Your body wants that sugar out. Like engineers trying to protect a dam from floodwaters, the body opens the sluice gates on the kidneys, starting a chain reaction of interrelated symptoms.
The first is excessive urination as the body tries to get rid of the sugar. Some people affected need to urinate every hour, all day long. The fluid loss can be epic. This leads to dehydration, triggering unquenchable thirst.
In a sad case of chicken and egg, many people, like Sam, discount the frequent urination as being the result of drinking too many fluids. But it’s the other way around – the excess urination triggers the thirst. The dehydration also can cause dry, itchy skin.

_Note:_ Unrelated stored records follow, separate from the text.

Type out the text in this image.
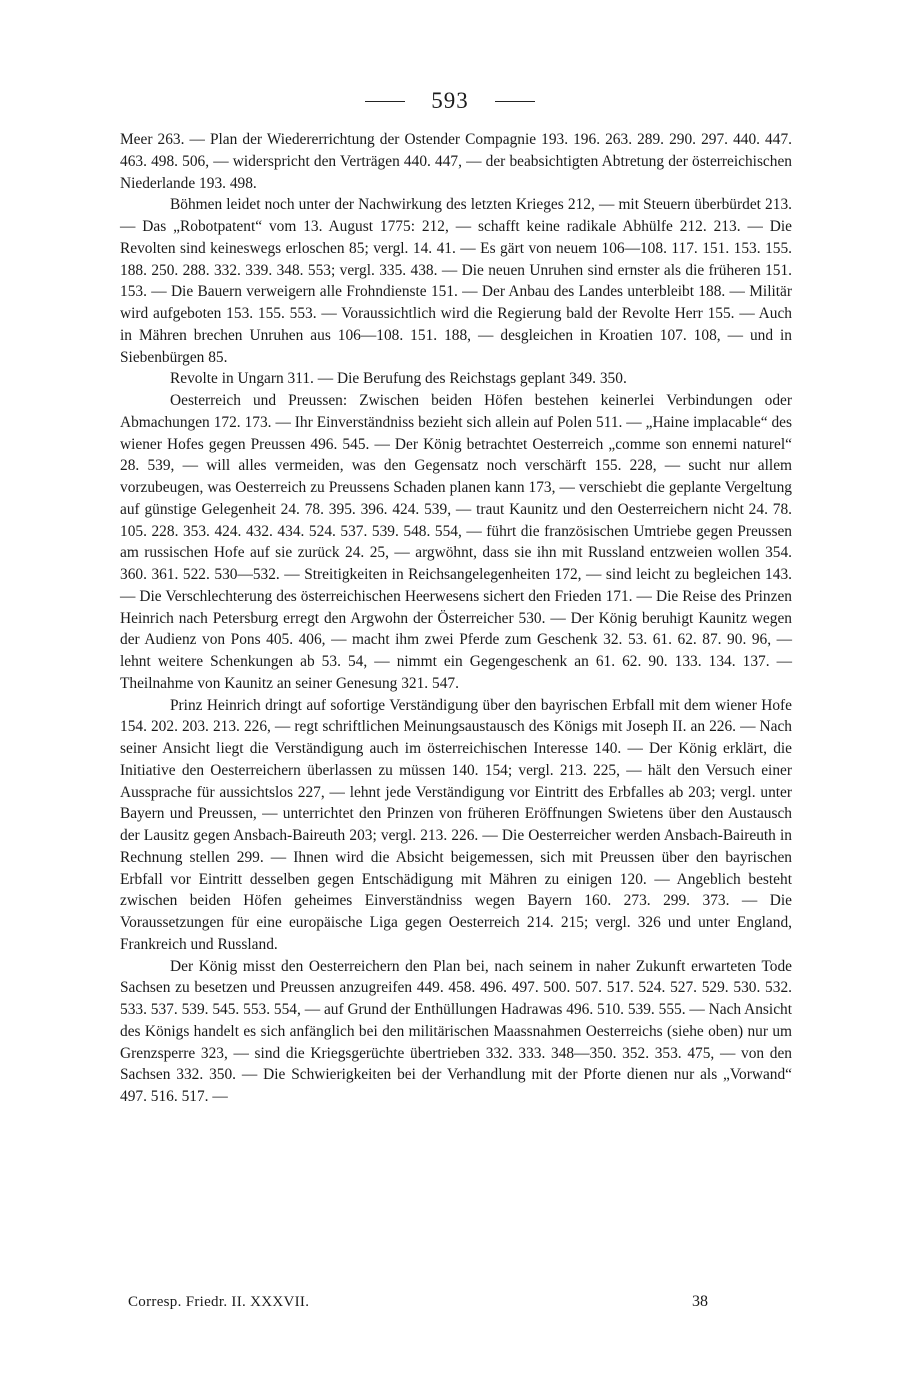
593

Meer 263. — Plan der Wiedererrichtung der Ostender Compagnie 193. 196. 263. 289. 290. 297. 440. 447. 463. 498. 506, — widerspricht den Verträgen 440. 447, — der beabsichtigten Abtretung der österreichischen Niederlande 193. 498.

Böhmen leidet noch unter der Nachwirkung des letzten Krieges 212, — mit Steuern überbürdet 213. — Das „Robotpatent“ vom 13. August 1775: 212, — schafft keine radikale Abhülfe 212. 213. — Die Revolten sind keineswegs erloschen 85; vergl. 14. 41. — Es gärt von neuem 106—108. 117. 151. 153. 155. 188. 250. 288. 332. 339. 348. 553; vergl. 335. 438. — Die neuen Unruhen sind ernster als die früheren 151. 153. — Die Bauern verweigern alle Frohndienste 151. — Der Anbau des Landes unterbleibt 188. — Militär wird aufgeboten 153. 155. 553. — Voraussichtlich wird die Regierung bald der Revolte Herr 155. — Auch in Mähren brechen Unruhen aus 106—108. 151. 188, — desgleichen in Kroatien 107. 108, — und in Siebenbürgen 85.

Revolte in Ungarn 311. — Die Berufung des Reichstags geplant 349. 350.

Oesterreich und Preussen: Zwischen beiden Höfen bestehen keinerlei Verbindungen oder Abmachungen 172. 173. — Ihr Einverständniss bezieht sich allein auf Polen 511. — „Haine implacable“ des wiener Hofes gegen Preussen 496. 545. — Der König betrachtet Oesterreich „comme son ennemi naturel“ 28. 539, — will alles vermeiden, was den Gegensatz noch verschärft 155. 228, — sucht nur allem vorzubeugen, was Oesterreich zu Preussens Schaden planen kann 173, — verschiebt die geplante Vergeltung auf günstige Gelegenheit 24. 78. 395. 396. 424. 539, — traut Kaunitz und den Oesterreichern nicht 24. 78. 105. 228. 353. 424. 432. 434. 524. 537. 539. 548. 554, — führt die französischen Umtriebe gegen Preussen am russischen Hofe auf sie zurück 24. 25, — argwöhnt, dass sie ihn mit Russland entzweien wollen 354. 360. 361. 522. 530—532. — Streitigkeiten in Reichsangelegenheiten 172, — sind leicht zu begleichen 143. — Die Verschlechterung des österreichischen Heerwesens sichert den Frieden 171. — Die Reise des Prinzen Heinrich nach Petersburg erregt den Argwohn der Österreicher 530. — Der König beruhigt Kaunitz wegen der Audienz von Pons 405. 406, — macht ihm zwei Pferde zum Geschenk 32. 53. 61. 62. 87. 90. 96, — lehnt weitere Schenkungen ab 53. 54, — nimmt ein Gegengeschenk an 61. 62. 90. 133. 134. 137. — Theilnahme von Kaunitz an seiner Genesung 321. 547.

Prinz Heinrich dringt auf sofortige Verständigung über den bayrischen Erbfall mit dem wiener Hofe 154. 202. 203. 213. 226, — regt schriftlichen Meinungsaustausch des Königs mit Joseph II. an 226. — Nach seiner Ansicht liegt die Verständigung auch im österreichischen Interesse 140. — Der König erklärt, die Initiative den Oesterreichern überlassen zu müssen 140. 154; vergl. 213. 225, — hält den Versuch einer Aussprache für aussichtslos 227, — lehnt jede Verständigung vor Eintritt des Erbfalles ab 203; vergl. unter Bayern und Preussen, — unterrichtet den Prinzen von früheren Eröffnungen Swietens über den Austausch der Lausitz gegen Ansbach-Baireuth 203; vergl. 213. 226. — Die Oesterreicher werden Ansbach-Baireuth in Rechnung stellen 299. — Ihnen wird die Absicht beigemessen, sich mit Preussen über den bayrischen Erbfall vor Eintritt desselben gegen Entschädigung mit Mähren zu einigen 120. — Angeblich besteht zwischen beiden Höfen geheimes Einverständniss wegen Bayern 160. 273. 299. 373. — Die Voraussetzungen für eine europäische Liga gegen Oesterreich 214. 215; vergl. 326 und unter England, Frankreich und Russland.

Der König misst den Oesterreichern den Plan bei, nach seinem in naher Zukunft erwarteten Tode Sachsen zu besetzen und Preussen anzugreifen 449. 458. 496. 497. 500. 507. 517. 524. 527. 529. 530. 532. 533. 537. 539. 545. 553. 554, — auf Grund der Enthüllungen Hadrawas 496. 510. 539. 555. — Nach Ansicht des Königs handelt es sich anfänglich bei den militärischen Maassnahmen Oesterreichs (siehe oben) nur um Grenzsperre 323, — sind die Kriegsgerüchte übertrieben 332. 333. 348—350. 352. 353. 475, — von den Sachsen 332. 350. — Die Schwierigkeiten bei der Verhandlung mit der Pforte dienen nur als „Vorwand“ 497. 516. 517. —

Corresp. Friedr. II. XXXVII.	38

In addition to thirst and dry skin, the dehydration can cause transient blurry vision as the body loses enough fluid to cause the lenses of the eyes to dry out and warp out of shape. More ominously, if there are black splotches blocking your vision, it could be a sign of retinopathy – broken blood vessels in the back of the eye.
Meanwhile, with so much sugar exiting in the urine, the body can’t get enough fuel for day-to-day processes, so it burns fat reserves instead, leading to weight loss. Even when people eat hundreds of calories more per meal than they need to hold a steady weight under normal circumstances, they can shed pounds.
This inability to process the sugar in the blood – due to a combination of insulin resistance and insulin deficiency from the diabetes – also triggers hunger and leads to fatigue.
Nerve damage from long-term elevated blood sugar can cause a burning sensation in the toes and fingers or can lead to a loss of sensation in either or both. Damage to small blood vessels can make cuts, scrapes and wounds slow to heal.
Elevated blood sugars also can wreak havoc on the immune system, making it more likely you’ll catch every cold and flu bug that comes along, resulting in frequent illnesses.
High blood sugar also can make both yeast infections and urinary tract infections more common and more serious, especially in women. It also can cause erectile dysfunction in men.
Lastly, high blood sugar can lead to irritability and difficulty concentrating.
Most of these symptoms creep up a little at a time over weeks, months or even years. It can be hard to recognize them as warning signs that something dangerous is afoot. The gradual onset of this set of symptoms leads a great many people to write them off as part of the normal aging process.
Once treated and controlled, people often are stunned at how much younger they feel.
What Should You Do?
If you are experiencing any of these symptoms, especially if you’re experiencing more than one, see your doctor right away. Like Sam, if you can feel it, damage already has been done and you need to get the situation under control without delay.
Just as diabetes has no symptoms, it also causes no damage by itself. Well-controlled diabetes is the leading cause of absolutely nothing. It is high blood sugar from uncontrolled diabetes that causes “complications,” the horrible array of damaged body systems that lower quality of life for millions globally.
Even if there already has been some permanent damage, getting diabetes under control stops further damage, can reverse some kinds of damage and stops the uncomfortable symptoms of high blood sugar.
The Creeping Killer
Heart disease sometimes is called the “silent killer” because it remains undetectable by symptoms until a heart attack or stroke. Diabetes is similarly stealthy, but not entirely silent – more like a “creeping killer.” While it does not have symptoms of its own, it leaves tracks behind.
If you are at risk due to your age, weight, ethnicity, family history or low activity level, visit your doctor and get checked. The gold standard is the HbA1c test, which many doctors can run in as little as three minutes in their offices.
It gives a snapshot of the average blood sugar level for the last three months and is the test used to diagnose diabetes. If you are at risk, you should request this test annually.
Don’t delay like Sam. It might be that you are just feeling your age. Or it might be that you’re feeling the creeping killer.